In [365]:
%matplotlib inline
import matplotlib.pyplot as plt
import pandas as pd
import numpy as np
import seaborn as sns
from sklearn.model_selection import cross_val_score

yelp_raw = pd.read_csv('data/yelp_labelled.txt', 
                       delimiter= '\t', 
                       header=None)

df = yelp_raw.copy()
df.head()

Unnamed: 0,0,1
0,Wow... Loved this place.,1
1,Crust is not good.,0
2,Not tasty and the texture was just nasty.,0
3,Stopped by during the late May bank holiday of...,1
4,The selection on the menu was great and so wer...,1


In [366]:
# imdb_raw = pd.read_csv('data/imdb_labelled.txt', 
#                        delimiter= '\t', 
#                        header=None)

# df = imdb_raw.copy()
# df.head()

In [367]:
# amazon_raw = pd.read_csv('data/amazon_cells_labelled.txt', 
#                          delimiter= '\t', 
#                          header=None
#                         )
# df = amazon_raw.copy()
# df.head()

In [368]:
# set column names

df.columns = ['message', 'negative']

In [369]:
df['negative'] = (df['negative'] == 0)
# Note that if you run this cell a second time everything will become false.
# So... Don't.

In [370]:
# replace punctuation 
df['message'] = df.message.str.replace(r'[^a-zA-Z\d\s:]', '')
# make lower case
df['message'] = df['message'].str.lower()

In [371]:
# split negative messages and combine into one list
negative_words = df.message[df.negative].str.cat(sep=' ').split()

positive_words = df.message[df.negative == False].str.cat(sep=' ').split()

In [372]:
# Unique Words
print('negative:', len(np.unique(negative_words)), ' positive:', len(np.unique(positive_words)))

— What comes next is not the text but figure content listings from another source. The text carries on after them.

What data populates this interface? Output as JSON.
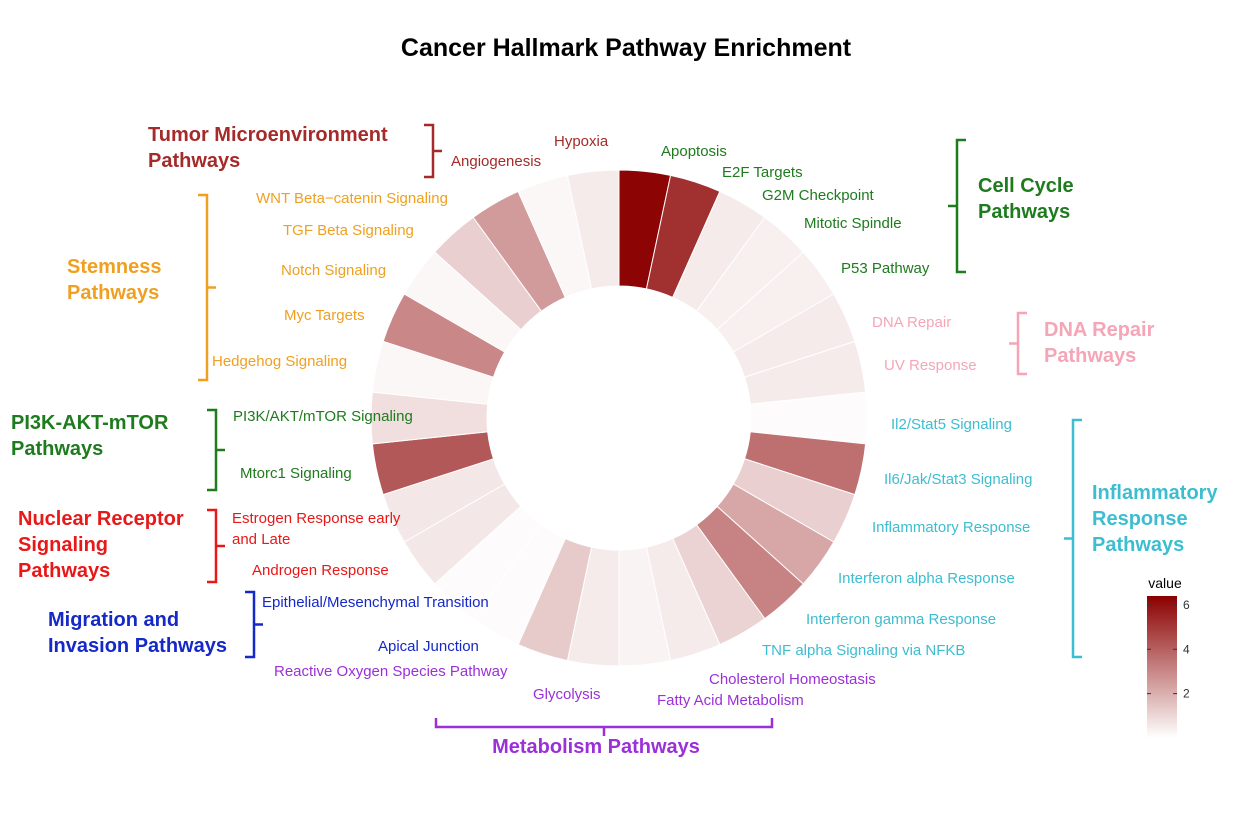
{
  "chart_data": {
    "type": "circular_bar",
    "title": "Cancer Hallmark Pathway Enrichment",
    "legend": {
      "title": "value",
      "ticks": [
        2,
        4,
        6
      ],
      "range": [
        0,
        6.4
      ],
      "low_color": "#ffffff",
      "high_color": "#8b0000",
      "placement": "right"
    },
    "pathways": [
      {
        "name": "Apoptosis",
        "value": 6.3
      },
      {
        "name": "E2F Targets",
        "value": 5.2
      },
      {
        "name": "G2M Checkpoint",
        "value": 0.5
      },
      {
        "name": "Mitotic Spindle",
        "value": 0.4
      },
      {
        "name": "P53 Pathway",
        "value": 0.4
      },
      {
        "name": "DNA Repair",
        "value": 0.5
      },
      {
        "name": "UV Response",
        "value": 0.5
      },
      {
        "name": "Il2/Stat5 Signaling",
        "value": 0.1
      },
      {
        "name": "Il6/Jak/Stat3 Signaling",
        "value": 3.6
      },
      {
        "name": "Inflammatory Response",
        "value": 1.2
      },
      {
        "name": "Interferon alpha Response",
        "value": 2.2
      },
      {
        "name": "Interferon gamma Response",
        "value": 3.1
      },
      {
        "name": "TNF alpha Signaling via NFKB",
        "value": 1.1
      },
      {
        "name": "Cholesterol Homeostasis",
        "value": 0.5
      },
      {
        "name": "Fatty Acid Metabolism",
        "value": 0.3
      },
      {
        "name": "Glycolysis",
        "value": 0.5
      },
      {
        "name": "Reactive Oxygen Species Pathway",
        "value": 1.3
      },
      {
        "name": "Apical Junction",
        "value": 0.1
      },
      {
        "name": "Epithelial/Mesenchymal Transition",
        "value": 0.1
      },
      {
        "name": "Androgen Response",
        "value": 0.6
      },
      {
        "name": "Estrogen Response early and Late",
        "value": 0.6
      },
      {
        "name": "Mtorc1 Signaling",
        "value": 4.2
      },
      {
        "name": "PI3K/AKT/mTOR Signaling",
        "value": 0.8
      },
      {
        "name": "Hedgehog Signaling",
        "value": 0.2
      },
      {
        "name": "Myc Targets",
        "value": 3.0
      },
      {
        "name": "Notch Signaling",
        "value": 0.2
      },
      {
        "name": "TGF Beta Signaling",
        "value": 1.2
      },
      {
        "name": "WNT Beta−catenin Signaling",
        "value": 2.5
      },
      {
        "name": "Angiogenesis",
        "value": 0.2
      },
      {
        "name": "Hypoxia",
        "value": 0.5
      }
    ],
    "groups": [
      {
        "label": "Tumor Microenvironment Pathways",
        "color": "#a52a2a"
      },
      {
        "label": "Cell Cycle Pathways",
        "color": "#1e7b1e"
      },
      {
        "label": "Stemness Pathways",
        "color": "#f0a020"
      },
      {
        "label": "DNA Repair Pathways",
        "color": "#f4a6b7"
      },
      {
        "label": "PI3K-AKT-mTOR Pathways",
        "color": "#1e7b1e"
      },
      {
        "label": "Inflammatory Response Pathways",
        "color": "#3dbdd0"
      },
      {
        "label": "Nuclear Receptor Signaling Pathways",
        "color": "#e81818"
      },
      {
        "label": "Migration and Invasion Pathways",
        "color": "#1528c8"
      },
      {
        "label": "Metabolism Pathways",
        "color": "#9b30d9"
      }
    ]
  }
}
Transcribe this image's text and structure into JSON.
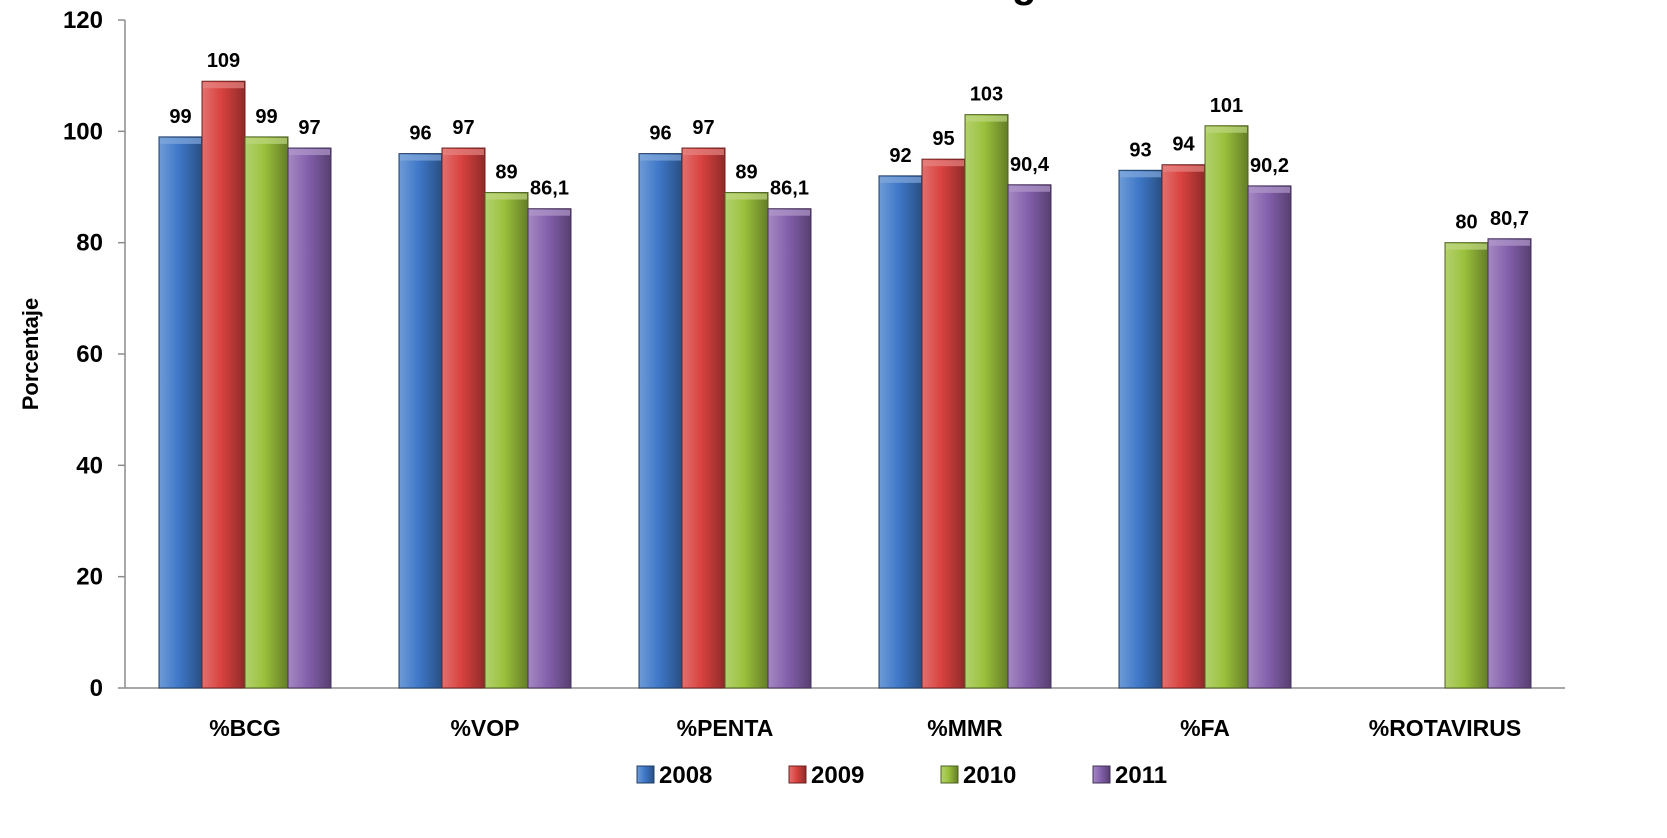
{
  "chart_data": {
    "type": "bar",
    "title": "g",
    "ylabel": "Porcentaje",
    "xlabel": "",
    "ylim": [
      0,
      120
    ],
    "yticks": [
      "0",
      "20",
      "40",
      "60",
      "80",
      "100",
      "120"
    ],
    "categories": [
      "%BCG",
      "%VOP",
      "%PENTA",
      "%MMR",
      "%FA",
      "%ROTAVIRUS"
    ],
    "series": [
      {
        "name": "2008",
        "color": "#3f79c9",
        "values": [
          99,
          96,
          96,
          92,
          93,
          null
        ],
        "labels": [
          "99",
          "96",
          "96",
          "92",
          "93",
          ""
        ]
      },
      {
        "name": "2009",
        "color": "#d9423f",
        "values": [
          109,
          97,
          97,
          95,
          94,
          null
        ],
        "labels": [
          "109",
          "97",
          "97",
          "95",
          "94",
          ""
        ]
      },
      {
        "name": "2010",
        "color": "#9ac13c",
        "values": [
          99,
          89,
          89,
          103,
          101,
          80
        ],
        "labels": [
          "99",
          "89",
          "89",
          "103",
          "101",
          "80"
        ]
      },
      {
        "name": "2011",
        "color": "#8561ad",
        "values": [
          97,
          86.1,
          86.1,
          90.4,
          90.2,
          80.7
        ],
        "labels": [
          "97",
          "86,1",
          "86,1",
          "90,4",
          "90,2",
          "80,7"
        ]
      }
    ],
    "grid": false,
    "legend_position": "bottom"
  }
}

negative: 1397  positive: 1246


In [373]:
diff = np.setdiff1d(
        ar1=negative_words, 
                      ar2=positive_words
                     )


In [374]:
new = df.copy()

for key in diff:
    # Note that we add spaces around the key so that we're getting the word,
    # not just pattern matching.
    new[key] = df['message'].apply(lambda x: key in x)

In [375]:
new = new.iloc[:, 2:]

In [376]:
data = new.copy()
target = df['negative']

In [377]:
data = data.applymap(lambda x: 1 if x == True else x)
data = data.applymap(lambda x: 0 if x == False else x)

In [378]:
words_50 = data.describe().T.sort_values(by='mean', 
                                         ascending=False).head(500).index.tolist()

In [379]:
new = df.copy()

for key in words_50:
    # Note that we add spaces around the key so that we're getting the word,
    # not just pattern matching.
    new[key] = new.message.str.contains(
        ' ' + str(key) + ' ',
        case=False
    )

In [380]:
data = new.iloc[:, 2:]
target = df['negative']

In [381]:
# Our data is binary / boolean, so we're importing the Bernoulli classifier.
from sklearn.naive_bayes import BernoulliNB

# Instantiate our model and store it in a new variable.
bnb = BernoulliNB()

# Fit our model to the data.
bnb.fit(data, target)

# Classify, storing the result in a new variable.
y_pred = bnb.predict(data)

# Display our results.
print("Number of mislabeled points out of a total {} points : {}\nAccuracy: {}%".format(
    data.shape[0],
    (target != y_pred).sum(), round((1 - (target != y_pred).sum()/data.shape[0]) * 100, 2)
))

Number of mislabeled points out of a total 1000 points : 245
Accuracy: 75.5%


In [382]:
cross_val_score(bnb, data, target, cv=5)

array([0.66 , 0.65 , 0.59 , 0.625, 0.665])